The sick feeling in her stomach began to spread. She didn’t need another problem to add to her list. A prescription with her name on it that she didn’t write definitely fell in the territory of trouble, especially when it was for a narcotic with a very nice street value. Brijette decided she’d have to talk with Matthew Wright as soon as possible. If this had been happening in other pharmacies, the sheriff of Cypress Landing would know, and if he didn’t, he’d check with the city police. Noticing the time on her watch, she hurried to the front to make her purchases. It was late and she still had to pick up Dylan.

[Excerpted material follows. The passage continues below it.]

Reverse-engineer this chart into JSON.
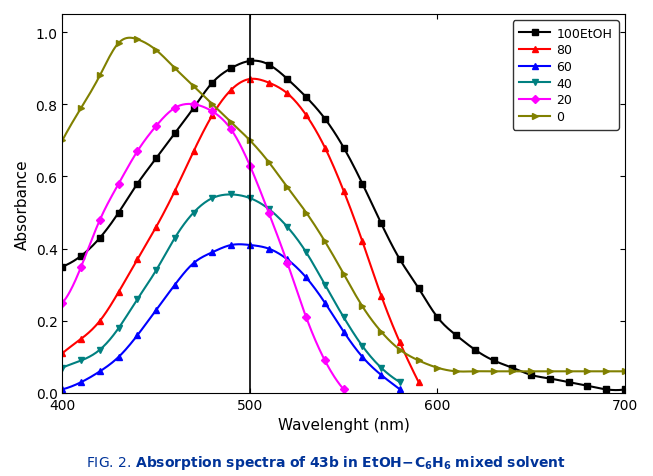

GRAVEL CRUNCHED under her tires as Brijette began the quarter mile trip off the highway to her house. The small white clapboard was like a hundred others in the area. Most had been part of a larger plantation at one time or another. She and Dylan had lived in different phases of remodeling for the past three years, while they turned the once ragged place into a comfortable home for the two of them. The blue Tahoe bumped hard in a rut in the drive and Brijette made a mental note to borrow the neighbor’s tractor and box blade to grade the road this week.
“Isn’t that Mr. Robert’s truck?”
Brijette glanced toward Dylan, who she’d just picked up from Norma’s, then she spotted the dual-wheeled truck parked in front of her house. That was convenient. She wouldn’t have to go to Robert Hathorn’s house to ask permission to borrow his tractor, she could ask him now—although the reason he was here would likely cause her to go to his house anyway, or at least to his barn.
Shoving the SUV into Park, she lowered the window. Dylan hadn’t even bothered to undo her seat belt. “That crazy horse of yours get loose again?”
The older man stuck his upper body through the window of his truck and banged his hand on the door. “I don’t know how he did it. Jumped the fence this time, I guess. Think you could help me find him?”
“Sure, I can help you. How long has he been gone?”
“Maybe two hours. I put him in the field and went to town. When I came home, he was gone.”
Brijette waved to him before raising her window to follow the man to his house, not far from Norma’s.
Beside her, Dylan sat straighter. “He should get rid of that horse. He runs away all the time.”
She could see the light in her daughter’s eyes. Despite her complaining, Dylan was obviously excited to have a change in what must have been a boring day for her. The girl reminded Brijette of herself when she was younger. When her grandmother used to take her into the woods to trail an animal, or frequently a person, her senses would be firing, trying to decipher every nuance of her surroundings.
Brijette had learned more about the woods and the land when she was young than many people would ever know. Some people said she had a special gift, or “the sight,” because she could follow a trail so easily and so well. Brijette considered her ability more akin to having very good intuition—at least, that’s what she liked to label the feeling she got when she was on a hard track. She’d moved away from here to go to college where she’d discovered organized search-and-rescue groups and she’d begun adding professional training to her home-taught knowledge. Now she was a member of Cypress Landing’s volunteer search and rescue team, which often meant local people came calling for her help when they needed to find lost pets—and high-dollar horses, of course. But the lessons she’d learned from her grandmother were important ones that she wanted her own daughter to appreciate, lessons that couldn’t be bought with money.
When they came to a stop at Robert Hathorn’s house, Dylan leaped from the truck and bounced on her toes.
“Ready?”
She nearly laughed at the girl, who took off toward the wooden fence. “Don’t step in front of the gate, Dylan. There’ll be enough tracks there already. We don’t need to add more.”
Dylan paused to glance at her. Brijette didn’t have to be close enough to see her to know that she was rolling her eyes. “I know that, Mom.”
All three of them stopped at the edge of the gate. Robert waited behind them while she and Dylan squatted to get a closer look at the ground.